The next UN Climate Conference will take place in December in Copenhagen. Here the world’s leaders will meet to strike a new deal to combat climate change. Although they agree that climate change is a problem, this web they do not agree on how it will be solved. Most governments still prioritise economic growth over sustainable living and bold cutbacks. Their proposals so far are corporate-minded and promote a green washed form of capitalism.

This is not good enough and soon it will be too late!

The alternative is ‘climate justice.’ Damage to the environment is the crime of only the world’s rich minority, side effects but it is the poor majority living in the global south who have suffered the consequences. This is where oil is extracted, land is stripped to grow crops for agro -fuels, chemical waste is dumped, and humanity is most abused.

Social movements from the global south are calling for this inequality to be put right-the rich minority need to start paying for their contribution to climate change and stop dumping it on the world’s poor. This is also the premise behind the mobilisation around the Copenhagen climate talks.

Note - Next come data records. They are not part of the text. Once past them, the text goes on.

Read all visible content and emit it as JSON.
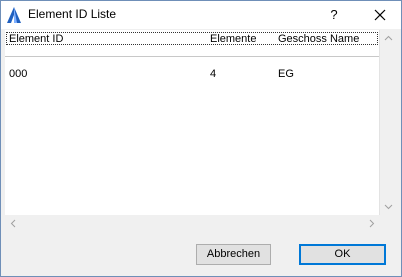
{
  "window": {
    "title": "Element ID Liste",
    "help_label": "?"
  },
  "icons": {
    "app": "archicad-app-icon",
    "close": "close-icon",
    "scroll_up": "chevron-up-icon",
    "scroll_down": "chevron-down-icon",
    "scroll_left": "chevron-left-icon",
    "scroll_right": "chevron-right-icon"
  },
  "table": {
    "columns": [
      "Element ID",
      "Elemente",
      "Geschoss Name"
    ],
    "rows": [
      [
        "000",
        "4",
        "EG"
      ]
    ]
  },
  "buttons": {
    "cancel_label": "Abbrechen",
    "ok_label": "OK"
  },
  "colors": {
    "accent": "#0078d7",
    "window_border": "#6f8fb8",
    "dialog_bg": "#f0f0f0",
    "button_bg": "#e1e1e1"
  }
}
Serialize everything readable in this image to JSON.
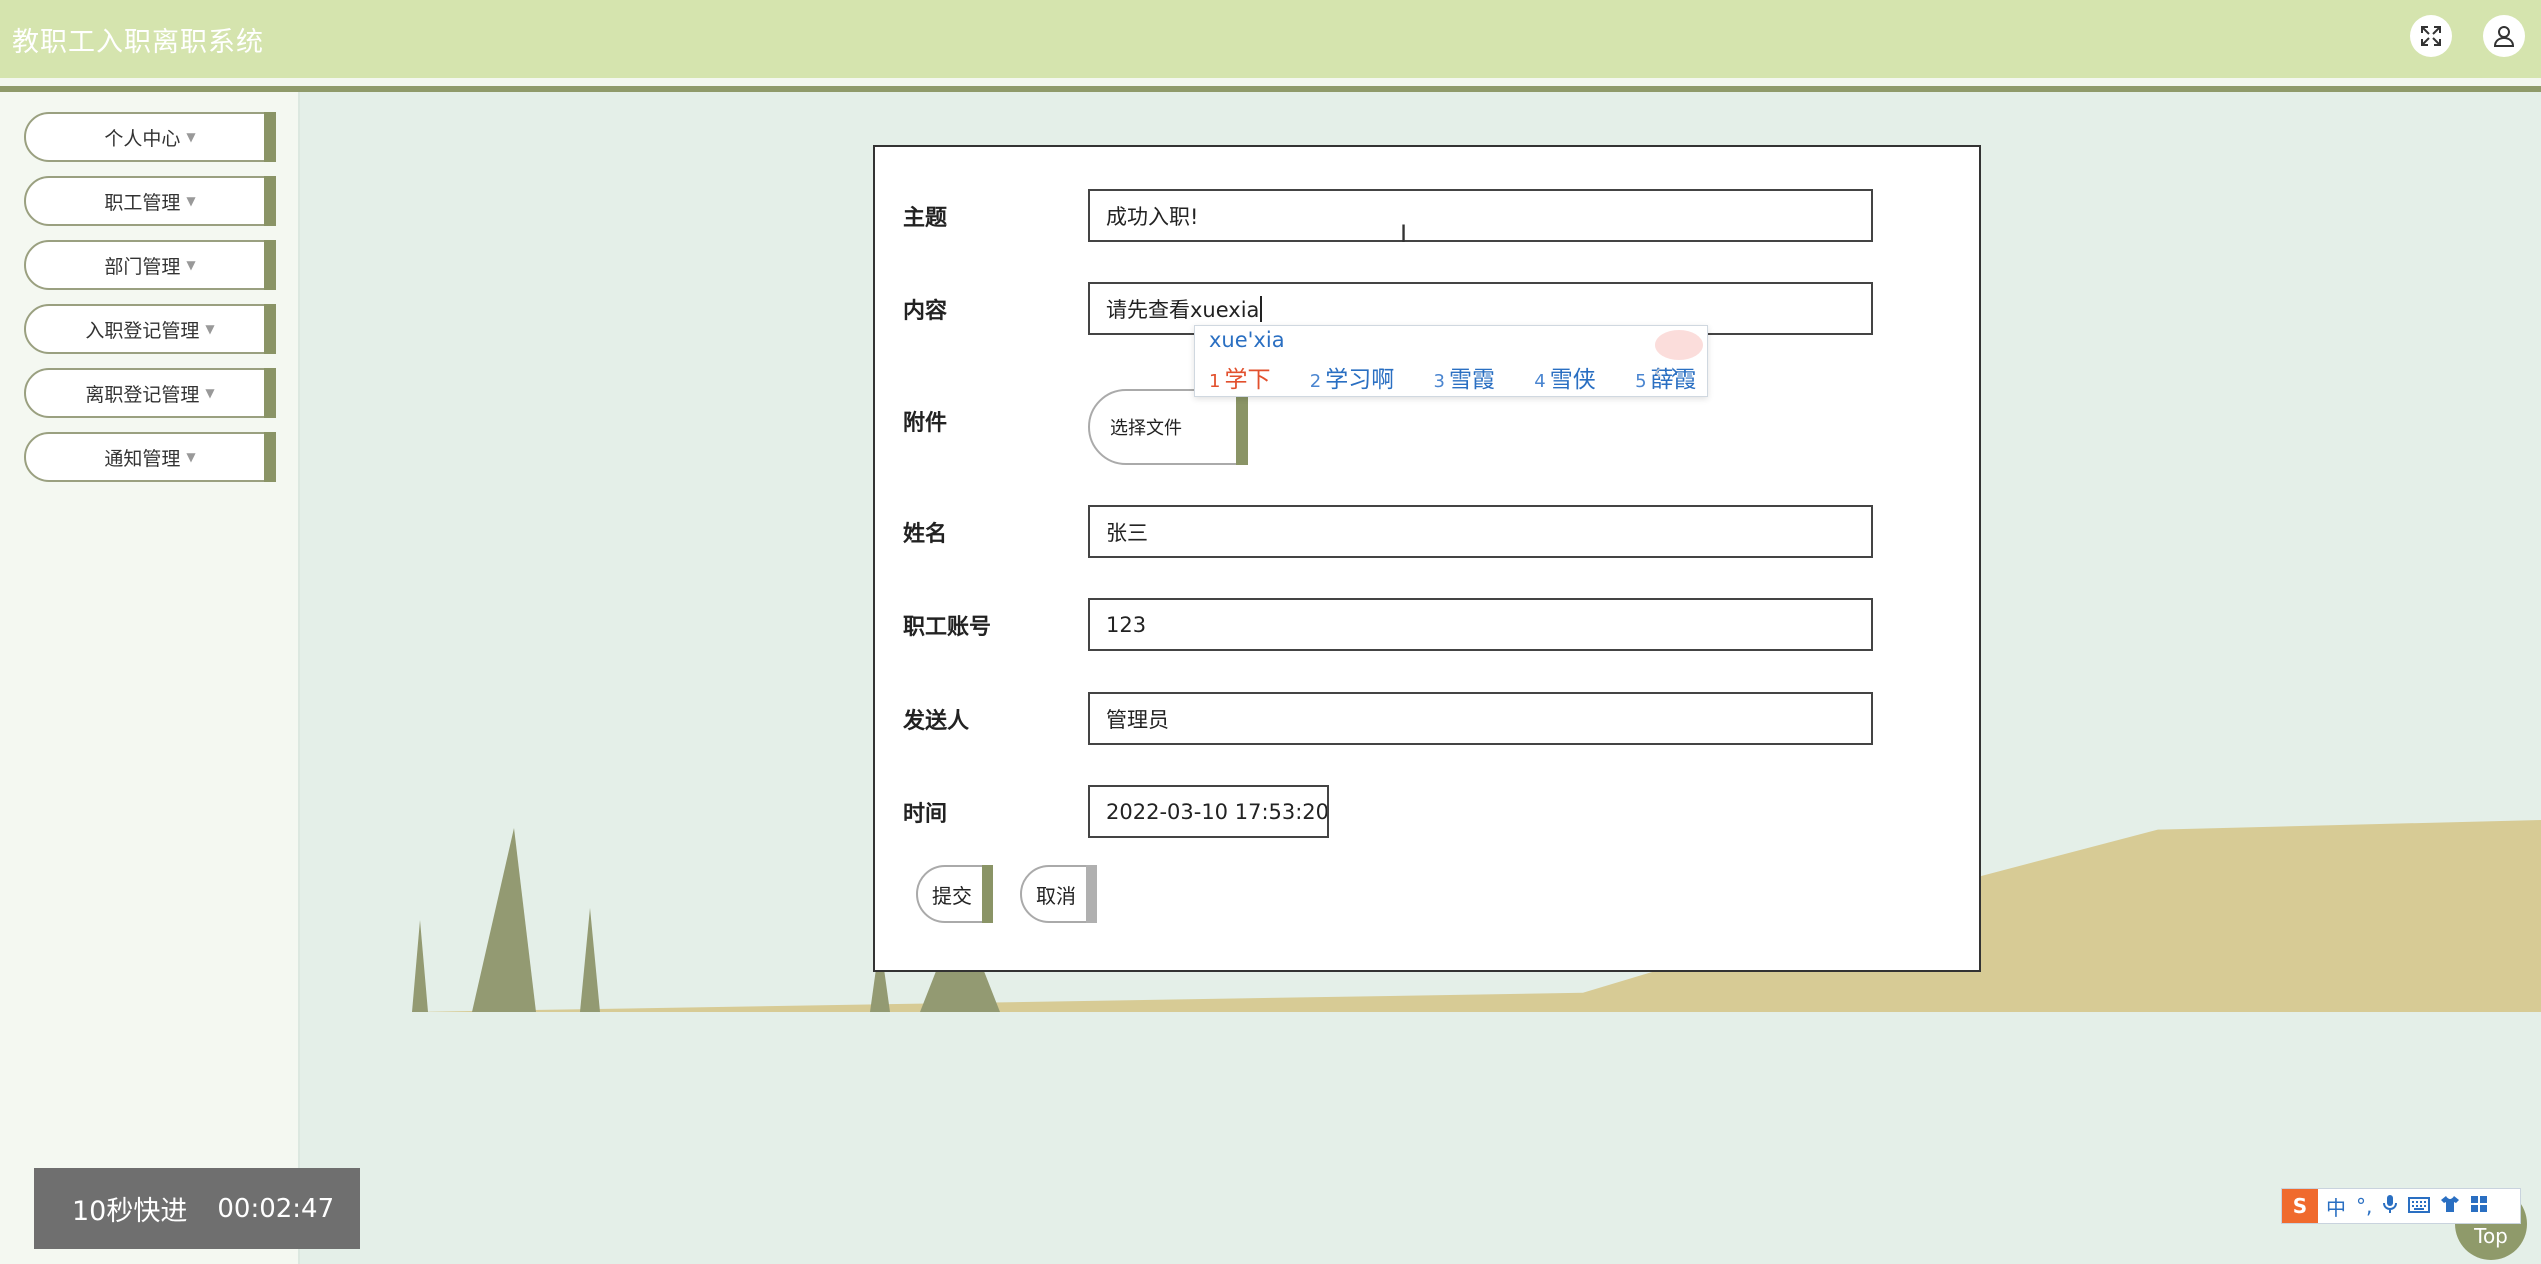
{
  "header": {
    "title": "教职工入职离职系统",
    "fullscreen_icon": "expand-icon",
    "user_icon": "user-icon"
  },
  "sidebar": {
    "items": [
      {
        "label": "个人中心"
      },
      {
        "label": "职工管理"
      },
      {
        "label": "部门管理"
      },
      {
        "label": "入职登记管理"
      },
      {
        "label": "离职登记管理"
      },
      {
        "label": "通知管理"
      }
    ]
  },
  "form": {
    "fields": {
      "subject": {
        "label": "主题",
        "value": "成功入职!"
      },
      "content": {
        "label": "内容",
        "value": "请先查看xuexia"
      },
      "attachment": {
        "label": "附件",
        "button": "选择文件"
      },
      "name": {
        "label": "姓名",
        "value": "张三"
      },
      "account": {
        "label": "职工账号",
        "value": "123"
      },
      "sender": {
        "label": "发送人",
        "value": "管理员"
      },
      "time": {
        "label": "时间",
        "value": "2022-03-10 17:53:20"
      }
    },
    "submit_label": "提交",
    "cancel_label": "取消"
  },
  "ime": {
    "composition": "xue'xia",
    "candidates": [
      {
        "n": "1",
        "text": "学下"
      },
      {
        "n": "2",
        "text": "学习啊"
      },
      {
        "n": "3",
        "text": "雪霞"
      },
      {
        "n": "4",
        "text": "雪侠"
      },
      {
        "n": "5",
        "text": "薛霞"
      }
    ],
    "prev": "‹",
    "next": "›",
    "bar": {
      "logo": "S",
      "mode": "中",
      "punct": "°,"
    }
  },
  "video": {
    "skip_label": "10秒快进",
    "time": "00:02:47"
  },
  "top_button": "Top",
  "colors": {
    "header_bg": "#d5e4ae",
    "accent": "#8a9466",
    "ime_text": "#2a6fc2",
    "ime_first": "#e2502d"
  }
}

Kevin Smith (Carbon Trade Watch) and Mel Evans (Camp for Climate Action) will kick start tonight’s discussion as to how activists should approach the Copenhagen talks; ‘should we be calling on governments to do better, blockading them in until they come up with a good deal, or be saying they are so flawed we should try to close them down?’

7pm. The Studio at 22 Betterton Street, London WC2 (through the blue door and upstairs).

Tuesday 10th February

Learn how to be an 21st century female activist with firm convictions and bags of style. Speakers include Sam Roddick of Bondage for Freedom, Dr Cat Dorey of Greenpeace, Tamsin Omond of Climate Rush, Jennifer Nadel of WeCAN (Climate Action Network) and Misty Oldland who will be launching Babes for the Biosphere!
Tonight looks to be not only inspirational and hilarious, with courageous and interesting female speakers and the opportunity to learn important practical stuff on legal rights, how to avoid being arrested and what to do if you are. I am particularly looking forward to the ‘purse-sized emergency cards’ on offer.

6.30pm. The Hub, 5 Torrens Street, London EC1V 1NQ.